There’s always risk of blowback with things like this, of course; fans of a beloved brand often resent any attempt to take it in a new direction. Yet most of the pans that I’ve seen of either the stunt or the burgers have consisted of people saying, “You fools, I love your pancakes! Why would I eat one of your mediocre burgers when I could be having your delicious pancakes doused in an assortment of syrups?”
People screaming about how great your pancakes are is hardly a marketing fail. Historical precedent suggests that this kind of nostalgia can revive a troubled brand, even from the brink of catastrophe.

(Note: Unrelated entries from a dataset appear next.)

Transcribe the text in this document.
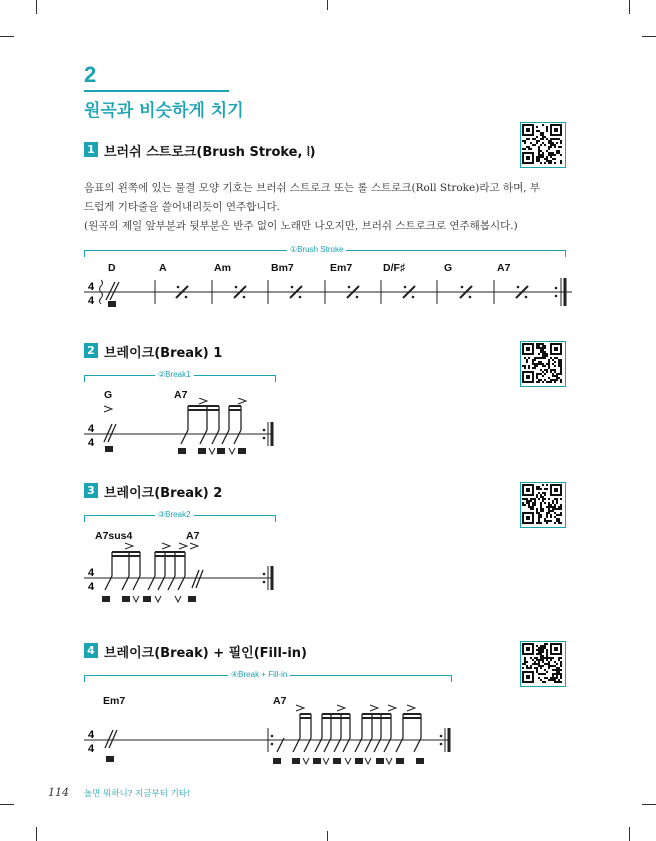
2
원곡과 비슷하게 치기
1 브러쉬 스트로크(Brush Stroke, ⦚)
음표의 왼쪽에 있는 물결 모양 기호는 브러쉬 스트로크 또는 롤 스트로크(Roll Stroke)라고 하며, 부
드럽게 기타줄을 쓸어내리듯이 연주합니다.
(원곡의 제일 앞부분과 뒷부분은 반주 없이 노래만 나오지만, 브러쉬 스트로크로 연주해봅시다.)
①Brush Stroke
D	A	Am	Bm7	Em7	D/F♯	G	A7
4
4
2 브레이크(Break) 1
②Break1
G	A7
4
4
3 브레이크(Break) 2
③Break2
A7sus4	A7
4
4
4 브레이크(Break) + 필인(Fill-in)
④Break + Fill-in
Em7	A7
4
4
114 놀면 뭐하니? 지금부터 기타!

When Coke was losing market share to Pepsi back in the 1980s, it switched to a new formula that was sweeter, that was more … well, more like Pepsi. It endured a frightening backlash and had to switch back to the old formula after just a few months. But then something strange happened: People began buying more Coca-Cola. Threatening to take away a beloved product had reminded people just how much they loved the old favorite they’d been neglecting.

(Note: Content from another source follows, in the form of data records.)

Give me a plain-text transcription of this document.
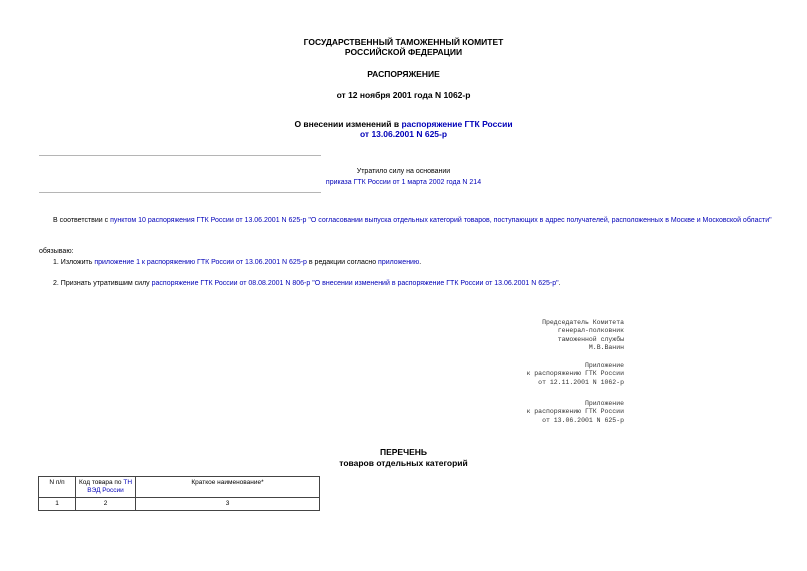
ГОСУДАРСТВЕННЫЙ ТАМОЖЕННЫЙ КОМИТЕТ
РОССИЙСКОЙ ФЕДЕРАЦИИ
РАСПОРЯЖЕНИЕ
от 12 ноября 2001 года N 1062-р
О внесении изменений в распоряжение ГТК России
от 13.06.2001 N 625-р
Утратило силу на основании
приказа ГТК России от 1 марта 2002 года N 214
В соответствии с пунктом 10 распоряжения ГТК России от 13.06.2001 N 625-р "О согласовании выпуска отдельных категорий товаров, поступающих в адрес получателей, расположенных в Москве и Московской области"
обязываю:
1. Изложить приложение 1 к распоряжению ГТК России от 13.06.2001 N 625-р в редакции согласно приложению.
2. Признать утратившим силу распоряжение ГТК России от 08.08.2001 N 806-р "О внесении изменений в распоряжение ГТК России от 13.06.2001 N 625-р".
Председатель Комитета
генерал-полковник
таможенной службы
М.В.Ванин
Приложение
к распоряжению ГТК России
от 12.11.2001 N 1062-р
Приложение
к распоряжению ГТК России
от 13.06.2001 N 625-р
ПЕРЕЧЕНЬ
товаров отдельных категорий
N п/п	Код товара по ТН ВЭД России	Краткое наименование*
1	2	3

By making this a temporary move, IHOb may have summoned that nostalgic excitement without putting the brand at risk. If sales spike as Wall Street seems to expect, this will be a landmark moment in marketing history.

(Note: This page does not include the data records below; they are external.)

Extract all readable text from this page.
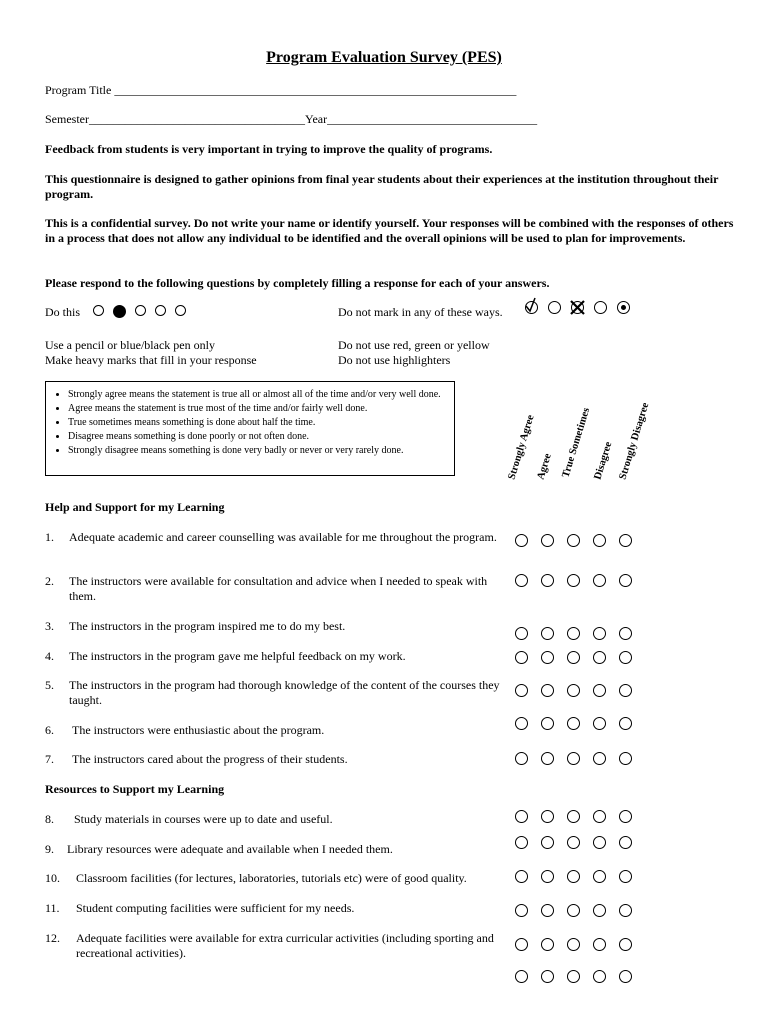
Program Evaluation Survey (PES)
Program Title ___________________________________________________________________
Semester____________________________________Year___________________________________
Feedback from students is very important in trying to improve the quality of programs.
This questionnaire is designed to gather opinions from final year students about their experiences at the institution throughout their program.
This is a confidential survey. Do not write your name or identify yourself. Your responses will be combined with the responses of others in a process that does not allow any individual to be identified and the overall opinions will be used to plan for improvements.
Please respond to the following questions by completely filling a response for each of your answers.
Do this	Do not mark in any of these ways.
Use a pencil or blue/black pen only
Make heavy marks that fill in your response
Do not use red, green or yellow
Do not use highlighters
• Strongly agree means the statement is true all or almost all of the time and/or very well done.
• Agree means the statement is true most of the time and/or fairly well done.
• True sometimes means something is done about half the time.
• Disagree means something is done poorly or not often done.
• Strongly disagree means something is done very badly or never or very rarely done.	Strongly Agree
Agree True Sometimes Disagree Strongly Disagree
Help and Support for my Learning
1.	Adequate academic and career counselling was available for me throughout the program.
2.	The instructors were available for consultation and advice when I needed to speak with them.
3.	The instructors in the program inspired me to do my best.
4.	The instructors in the program gave me helpful feedback on my work.
5.	The instructors in the program had thorough knowledge of the content of the courses they taught.
6.	The instructors were enthusiastic about the program.
7.	The instructors cared about the progress of their students.
Resources to Support my Learning
8.	Study materials in courses were up to date and useful.
9.	Library resources were adequate and available when I needed them.
10.	Classroom facilities (for lectures, laboratories, tutorials etc) were of good quality.
11.	Student computing facilities were sufficient for my needs.
12.	Adequate facilities were available for extra curricular activities (including sporting and recreational activities).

And that’s exactly the kind of moment that IHOP badly needed. Though its marketing department is clearly at the top of its game, the restaurant chain itself is in a tough spot. The whole “casual dining” sector, of which IHOP is an elder statesman, is under fierce pressure from “fast casual” outlets such as Panera, Chipotle and Shake Shack that have successfully straddled the line between fast food and restaurants. They offer higher-quality food, using fresher ingredients, than the old fast-food places, but they serve it quick and let you get on your way without having to tip a waitress.
And IHOP was under particularly great pressure, for two reasons. First, one of its key selling points is its family-friendly menus. And second, its iconic product is a pile of carbohydrates drenched in sugary syrup.
For a long time, that was a great space to be in. People with children need someplace they can take the kids for a meal without worrying that their children will throw a tantrum over unfamiliar foods, or deface the expensive decor. And carbohydrates are about the cheapest ingredients you can buy, meaning that you can sell them at an attractive price-point while still earning a nice markup.
Then the low-carb craze hit America. At the same time (though probably not related), Americans stopped having kids. Leaving IHOP with a bit of a strategic problem: Few restaurants can depend entirely on the custom of suburban teenagers who need a place that will let them stuff 15 high school seniors into one booth, each of whom will then nurse one soda for three hours.
Is focusing on burgers the answer to that problem? Maybe not. The burger space is incredibly crowded, and it seems unlikely that IHOb is going to edge out Smashburger, Shake Shack and Five Guys as the destination of choice for burger connoisseurs.
On the other hand, let’s be honest: We never went to IHOP for the superb food. We went to IHOP because it offered a place to sit down with a group, and a large enough menu that everyone in the group could find something to eat. Adding more burgers on that menu moves its center of gravity away from “carboload,” which will probably help it retain this special place in our lives. Especially now that everyone in America is aware that those burgers are there.
And along the way, they seem to have helped others remember how much they loved eating those pancakes, however guilty that pleasure may be. So though I prefer my burgers medium rare, I’d like to offer IHOb a hearty “well done.”